The question of complexity as it relates to change in educational institutions is interesting from a philosophical perspective and it is certainly important to consider how change in an organisation is a result of a multitude of interconnected factors. The potential for reliably predicting the outcome of any change effort is surely difficult if not even impossible once the number of influences becomes large. Acknowledging the complexity that exists and seeing the potential for growth, creativity and innovation that can exist within an organisation at ‘the edge of chaos’ are useful strategies as schools face a period of unprecedented change.
Complexity theories point towards the importance of exploring the interactions between the intentions and effects of agents within organisations and reveal that the exponential scaling of these connections brings greater degrees of complexity than may be managed through traditional top-down structures. Schools confront complexity in part due to their size but also as consequence of the factors which influence their daily operations and functioning. Curriculum, politics, societal expectations, funding, standardised testing, quality teaching programmes, student needs, pedagogical practice, teaching styles, post school options, the list of factors continues to expand and transform such that very quickly the number of factors influencing the success of any change effort is immense.
Taken simplistically, there could be a feeling that due to the complexity of large systems such as schools, change becomes an uncontrollable beast with a mind of its own. If change can only occur where every element of the organisation is continually shaped by ‘massive interventions at all levels’ (Mason, 2008 p43) and even then the inertial momentum of the organisation means change is hard achieved. How can we hope to negotiate times which require ongoing, rapid change if change is such a complex thing?
I see a parallel here to the sport of curling, where a heavy polished stone is hurled across the ice towards a target. Competitors running alongside the stone attempt to keep it on course using brooms to gently shape a path for it to follow. If the organisation is the stone and we accept that its trajectory will be a result of many factors including the initial force (the change initiative), the surface of the ice and its interactions with the stone, (the organisation’s total context and the complex factors which shape this), the impact and influence of the rock on the surface (interactions and consequences which occur as a result of the change effort) then we should not be surprised when it does not come to rest where may have expected.

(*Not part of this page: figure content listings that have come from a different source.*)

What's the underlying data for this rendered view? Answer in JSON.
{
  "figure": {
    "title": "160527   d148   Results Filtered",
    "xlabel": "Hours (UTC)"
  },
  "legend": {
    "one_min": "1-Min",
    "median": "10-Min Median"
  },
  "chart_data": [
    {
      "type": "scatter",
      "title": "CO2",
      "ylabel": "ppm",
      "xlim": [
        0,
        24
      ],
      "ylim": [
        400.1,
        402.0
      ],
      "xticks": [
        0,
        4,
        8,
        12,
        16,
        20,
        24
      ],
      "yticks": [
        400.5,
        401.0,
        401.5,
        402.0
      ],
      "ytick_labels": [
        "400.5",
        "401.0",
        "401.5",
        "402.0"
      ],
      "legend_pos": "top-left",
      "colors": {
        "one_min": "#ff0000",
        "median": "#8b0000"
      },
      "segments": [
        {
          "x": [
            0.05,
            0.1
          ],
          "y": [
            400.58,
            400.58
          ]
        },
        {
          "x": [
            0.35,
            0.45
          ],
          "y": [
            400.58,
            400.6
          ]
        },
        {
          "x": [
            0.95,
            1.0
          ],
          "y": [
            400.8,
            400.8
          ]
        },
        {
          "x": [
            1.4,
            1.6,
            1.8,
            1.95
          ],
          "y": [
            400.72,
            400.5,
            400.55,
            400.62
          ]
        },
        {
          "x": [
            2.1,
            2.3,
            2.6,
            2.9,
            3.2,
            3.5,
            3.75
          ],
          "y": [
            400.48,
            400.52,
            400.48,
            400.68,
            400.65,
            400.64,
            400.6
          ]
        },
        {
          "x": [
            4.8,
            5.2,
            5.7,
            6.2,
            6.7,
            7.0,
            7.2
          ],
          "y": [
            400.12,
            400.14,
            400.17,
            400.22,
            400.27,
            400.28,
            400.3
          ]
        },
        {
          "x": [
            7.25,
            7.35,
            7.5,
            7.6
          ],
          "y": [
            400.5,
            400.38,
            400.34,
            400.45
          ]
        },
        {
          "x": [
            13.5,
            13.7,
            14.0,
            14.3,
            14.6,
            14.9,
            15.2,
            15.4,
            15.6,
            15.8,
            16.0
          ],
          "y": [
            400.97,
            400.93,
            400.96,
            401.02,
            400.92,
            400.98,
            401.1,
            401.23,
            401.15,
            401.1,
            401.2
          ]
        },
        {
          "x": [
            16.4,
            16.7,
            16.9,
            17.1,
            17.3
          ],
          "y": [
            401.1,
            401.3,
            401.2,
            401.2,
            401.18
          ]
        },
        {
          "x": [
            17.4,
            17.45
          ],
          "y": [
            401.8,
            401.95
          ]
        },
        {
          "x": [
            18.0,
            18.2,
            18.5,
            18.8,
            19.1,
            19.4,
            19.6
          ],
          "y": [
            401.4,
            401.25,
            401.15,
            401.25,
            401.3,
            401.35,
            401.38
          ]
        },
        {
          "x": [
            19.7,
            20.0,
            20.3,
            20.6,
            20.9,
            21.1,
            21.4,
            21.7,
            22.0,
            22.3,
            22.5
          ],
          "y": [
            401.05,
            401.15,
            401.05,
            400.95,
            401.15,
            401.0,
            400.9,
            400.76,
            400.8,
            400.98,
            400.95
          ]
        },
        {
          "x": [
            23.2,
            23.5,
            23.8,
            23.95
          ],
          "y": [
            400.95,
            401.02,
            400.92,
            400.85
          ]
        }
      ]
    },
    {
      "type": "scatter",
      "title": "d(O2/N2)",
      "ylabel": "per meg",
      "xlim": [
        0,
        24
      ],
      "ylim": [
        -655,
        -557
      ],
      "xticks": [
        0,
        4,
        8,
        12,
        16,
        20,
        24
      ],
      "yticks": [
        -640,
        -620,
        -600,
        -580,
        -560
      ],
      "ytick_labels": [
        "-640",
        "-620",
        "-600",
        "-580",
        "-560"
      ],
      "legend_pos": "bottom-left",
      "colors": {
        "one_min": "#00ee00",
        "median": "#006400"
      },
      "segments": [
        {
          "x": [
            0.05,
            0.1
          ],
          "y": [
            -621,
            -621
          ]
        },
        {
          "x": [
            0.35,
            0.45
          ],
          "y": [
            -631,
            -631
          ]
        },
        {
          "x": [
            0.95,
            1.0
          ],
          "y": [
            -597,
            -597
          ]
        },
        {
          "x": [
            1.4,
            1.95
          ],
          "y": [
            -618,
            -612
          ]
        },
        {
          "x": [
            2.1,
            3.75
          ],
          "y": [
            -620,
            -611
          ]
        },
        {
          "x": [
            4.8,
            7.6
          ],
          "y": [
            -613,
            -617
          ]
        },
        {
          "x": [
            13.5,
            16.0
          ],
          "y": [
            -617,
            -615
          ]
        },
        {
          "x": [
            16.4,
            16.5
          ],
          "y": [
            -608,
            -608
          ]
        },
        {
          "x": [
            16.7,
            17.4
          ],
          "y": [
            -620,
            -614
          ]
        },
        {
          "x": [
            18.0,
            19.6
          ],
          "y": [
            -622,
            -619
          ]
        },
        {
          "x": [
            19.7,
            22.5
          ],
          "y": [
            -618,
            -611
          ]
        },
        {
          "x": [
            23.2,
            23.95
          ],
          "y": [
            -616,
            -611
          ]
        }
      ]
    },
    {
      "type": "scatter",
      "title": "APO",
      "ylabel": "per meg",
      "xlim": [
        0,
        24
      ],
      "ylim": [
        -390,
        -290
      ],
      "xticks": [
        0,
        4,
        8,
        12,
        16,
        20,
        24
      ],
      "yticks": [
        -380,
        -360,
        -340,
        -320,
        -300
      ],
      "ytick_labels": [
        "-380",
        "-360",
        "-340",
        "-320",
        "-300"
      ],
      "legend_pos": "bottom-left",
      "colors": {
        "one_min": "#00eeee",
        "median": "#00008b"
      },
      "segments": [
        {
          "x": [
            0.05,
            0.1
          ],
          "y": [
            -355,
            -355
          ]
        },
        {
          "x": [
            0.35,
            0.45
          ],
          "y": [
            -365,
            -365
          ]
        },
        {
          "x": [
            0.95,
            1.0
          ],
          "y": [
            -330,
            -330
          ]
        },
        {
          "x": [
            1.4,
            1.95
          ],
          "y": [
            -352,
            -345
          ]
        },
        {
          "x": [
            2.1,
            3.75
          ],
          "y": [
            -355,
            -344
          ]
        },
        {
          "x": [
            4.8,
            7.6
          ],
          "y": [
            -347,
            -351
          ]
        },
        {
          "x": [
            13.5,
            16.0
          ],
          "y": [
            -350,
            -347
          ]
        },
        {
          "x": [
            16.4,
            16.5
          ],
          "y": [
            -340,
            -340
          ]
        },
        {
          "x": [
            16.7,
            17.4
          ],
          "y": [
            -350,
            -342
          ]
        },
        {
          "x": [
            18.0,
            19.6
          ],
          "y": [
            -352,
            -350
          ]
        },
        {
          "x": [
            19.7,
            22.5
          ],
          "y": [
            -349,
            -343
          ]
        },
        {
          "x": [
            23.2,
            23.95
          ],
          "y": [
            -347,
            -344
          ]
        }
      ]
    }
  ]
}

As change agents we play the part of the curlers, providing the initial force to get things moving and then running frantically alongside making adjustments based on what we see, guided by our judgement of how to best steer the organisation (or stone) in the intended direction. Each little adjustment has an effect, some towards the goal, some in directions we had not intended. Like the curlers, we do not have complete control and we can act only on the basis of what we are able to see and understand about the organisations trajectory and the forces influencing it; we act with imperfect knowledge.
With each change initiative we learn more but we also encounter unexpected consequences. The destinations we achieve may not be the ones we originally imagined and sometimes we will fall short of our goals. Each time we throw the stone (organisation) down the ice and attempt to guide it towards a goal we learn a little more about the sport (change management) and improve our chances of achieving our goals but each time we encounter slightly different conditions, some of which are a legacy from our previous efforts; the co-constructed history of the organisation and its experience with change.
Although we understand that we have little real control and are battling many complex factors, known and unknown, we continue to play the game and make every effort we can to steer the organisation towards the goals we have set.
So do we learn to manage change and is mastery of change an attainable goal?
Perhaps not. Organisations are in no way fixed entities. The constituent parts are ever changing; staff come and go, students move on, new families arrive, the changes we initiate bring changes and the wider context in which we function shifts with the times. What we learn about change today may not serve our needs tomorrow. The successful change we initiate today will continue to evolve and be shaped the factors which formed it. The organisational inertia which we struggled to overcome when initiating the change can act to sustain it but can also act in ways unimagined. The process of shaping our schools will never be complete but then that is the challenge which excites us and fills our days with new opportunities for learning and growth.
By Nigel Coutts
Mason, M. (2008). What is Complexity Theory and what are its implications for educational change? Educational Philosophy and Theory, 40(1), pp. 35-49.